Prawdopodobnie wandal był również w grupie uczniów LO nr 47, którzy oklejali zdjęcia zamordowanych dzieci szarym papierem.
Oto jak Dawid Wachowiak z fundacji Pro-Prawo do Życia opisuje zatrzymanie sprawcy:
„Gdy podszedłem do auta (ok. godziny 13:00), usłyszałem jak uczniowie pobliskiej podstawówki mówili, że zadzwonili na policję, bo widzieli jak wandale rzucają jajkami w samochód. Spytałem ich, czy wiedzą dokładnie kto to był, a oni wskazali na dwóch chłopaków oddalających się z miejsca zdarzenia. Ruszyłem za nimi i zatrzymałem jednego z nich. Zadzwoniłem na 112 i wezwałem patrol policji” – relacjonuje Dawid Wachowiak.

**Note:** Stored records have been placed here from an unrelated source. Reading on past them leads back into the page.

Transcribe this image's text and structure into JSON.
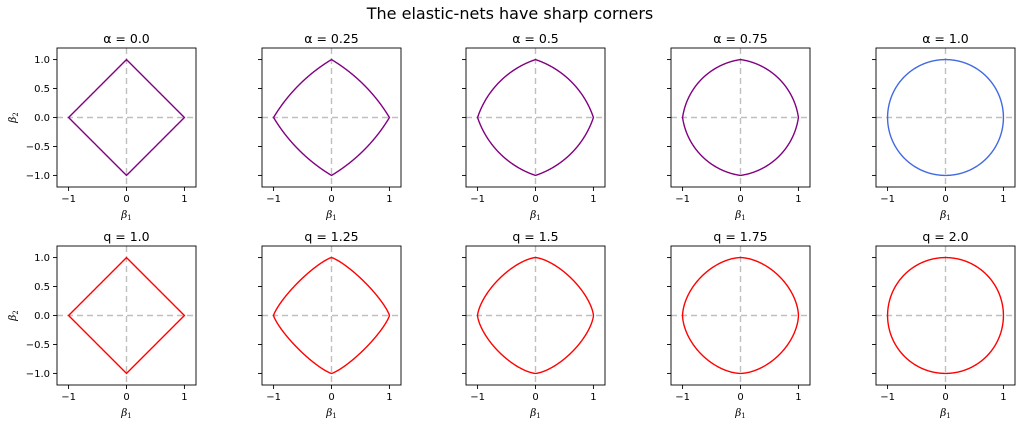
{
  "figure": {
    "suptitle": "The elastic-nets have sharp corners"
  },
  "colors": {
    "elastic_net": "#800080",
    "lasso_ridge_top": "#4169e1",
    "lq_norm": "#ff0000",
    "guide": "#bfbfbf",
    "axes": "#000000"
  },
  "chart_data": [
    {
      "type": "line",
      "row": 0,
      "title": "α = 0.0",
      "param": "alpha",
      "value": 0.0,
      "color": "#800080",
      "xlabel": "β1",
      "ylabel": "β2",
      "xlim": [
        -1.2,
        1.2
      ],
      "ylim": [
        -1.2,
        1.2
      ],
      "xticks": [
        "−1",
        "0",
        "1"
      ],
      "yticks": [
        "−1.0",
        "−0.5",
        "0.0",
        "0.5",
        "1.0"
      ],
      "grid": false
    },
    {
      "type": "line",
      "row": 0,
      "title": "α = 0.25",
      "param": "alpha",
      "value": 0.25,
      "color": "#800080",
      "xlabel": "β1",
      "ylabel": "",
      "xlim": [
        -1.2,
        1.2
      ],
      "ylim": [
        -1.2,
        1.2
      ],
      "xticks": [
        "−1",
        "0",
        "1"
      ],
      "yticks": [],
      "grid": false
    },
    {
      "type": "line",
      "row": 0,
      "title": "α = 0.5",
      "param": "alpha",
      "value": 0.5,
      "color": "#800080",
      "xlabel": "β1",
      "ylabel": "",
      "xlim": [
        -1.2,
        1.2
      ],
      "ylim": [
        -1.2,
        1.2
      ],
      "xticks": [
        "−1",
        "0",
        "1"
      ],
      "yticks": [],
      "grid": false
    },
    {
      "type": "line",
      "row": 0,
      "title": "α = 0.75",
      "param": "alpha",
      "value": 0.75,
      "color": "#800080",
      "xlabel": "β1",
      "ylabel": "",
      "xlim": [
        -1.2,
        1.2
      ],
      "ylim": [
        -1.2,
        1.2
      ],
      "xticks": [
        "−1",
        "0",
        "1"
      ],
      "yticks": [],
      "grid": false
    },
    {
      "type": "line",
      "row": 0,
      "title": "α = 1.0",
      "param": "alpha",
      "value": 1.0,
      "color": "#4169e1",
      "xlabel": "β1",
      "ylabel": "",
      "xlim": [
        -1.2,
        1.2
      ],
      "ylim": [
        -1.2,
        1.2
      ],
      "xticks": [
        "−1",
        "0",
        "1"
      ],
      "yticks": [],
      "grid": false
    },
    {
      "type": "line",
      "row": 1,
      "title": "q = 1.0",
      "param": "q",
      "value": 1.0,
      "color": "#ff0000",
      "xlabel": "β1",
      "ylabel": "β2",
      "xlim": [
        -1.2,
        1.2
      ],
      "ylim": [
        -1.2,
        1.2
      ],
      "xticks": [
        "−1",
        "0",
        "1"
      ],
      "yticks": [
        "−1.0",
        "−0.5",
        "0.0",
        "0.5",
        "1.0"
      ],
      "grid": false
    },
    {
      "type": "line",
      "row": 1,
      "title": "q = 1.25",
      "param": "q",
      "value": 1.25,
      "color": "#ff0000",
      "xlabel": "β1",
      "ylabel": "",
      "xlim": [
        -1.2,
        1.2
      ],
      "ylim": [
        -1.2,
        1.2
      ],
      "xticks": [
        "−1",
        "0",
        "1"
      ],
      "yticks": [],
      "grid": false
    },
    {
      "type": "line",
      "row": 1,
      "title": "q = 1.5",
      "param": "q",
      "value": 1.5,
      "color": "#ff0000",
      "xlabel": "β1",
      "ylabel": "",
      "xlim": [
        -1.2,
        1.2
      ],
      "ylim": [
        -1.2,
        1.2
      ],
      "xticks": [
        "−1",
        "0",
        "1"
      ],
      "yticks": [],
      "grid": false
    },
    {
      "type": "line",
      "row": 1,
      "title": "q = 1.75",
      "param": "q",
      "value": 1.75,
      "color": "#ff0000",
      "xlabel": "β1",
      "ylabel": "",
      "xlim": [
        -1.2,
        1.2
      ],
      "ylim": [
        -1.2,
        1.2
      ],
      "xticks": [
        "−1",
        "0",
        "1"
      ],
      "yticks": [],
      "grid": false
    },
    {
      "type": "line",
      "row": 1,
      "title": "q = 2.0",
      "param": "q",
      "value": 2.0,
      "color": "#ff0000",
      "xlabel": "β1",
      "ylabel": "",
      "xlim": [
        -1.2,
        1.2
      ],
      "ylim": [
        -1.2,
        1.2
      ],
      "xticks": [
        "−1",
        "0",
        "1"
      ],
      "yticks": [],
      "grid": false
    }
  ]
}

Młodzież ma zdrowsze poglądy, niż dorośli
Fundacja parkuje samochody antyaborcyjne pod wieloma warszawskimi placówkami. Co ciekawe, z informacji organizacji wynika, że często prowodyrami zaklejania lub niszczenia aut przez uczniów są nauczyciele – młodzież częściej zdaje sobie sprawę z tego, że aborcja jest zabójstwem. Widać to po postawie piątoklasistów. Dlatego pro-liferzy chcą ustrzec uczniów przed propagandą, powtarzaną również przez niektórych pedagogów.
„Stawiamy auta pod liceami, aby uświadomić ludziom wchodzącym w dorosłość, że aborcja to morderstwo, aby tego później nie robili” – mówi Dawid Wachowiak z Fundacji Pro-Prawo do Życia.
Fundacja złoży wniosek o ukaranie sprawcy zniszczenia.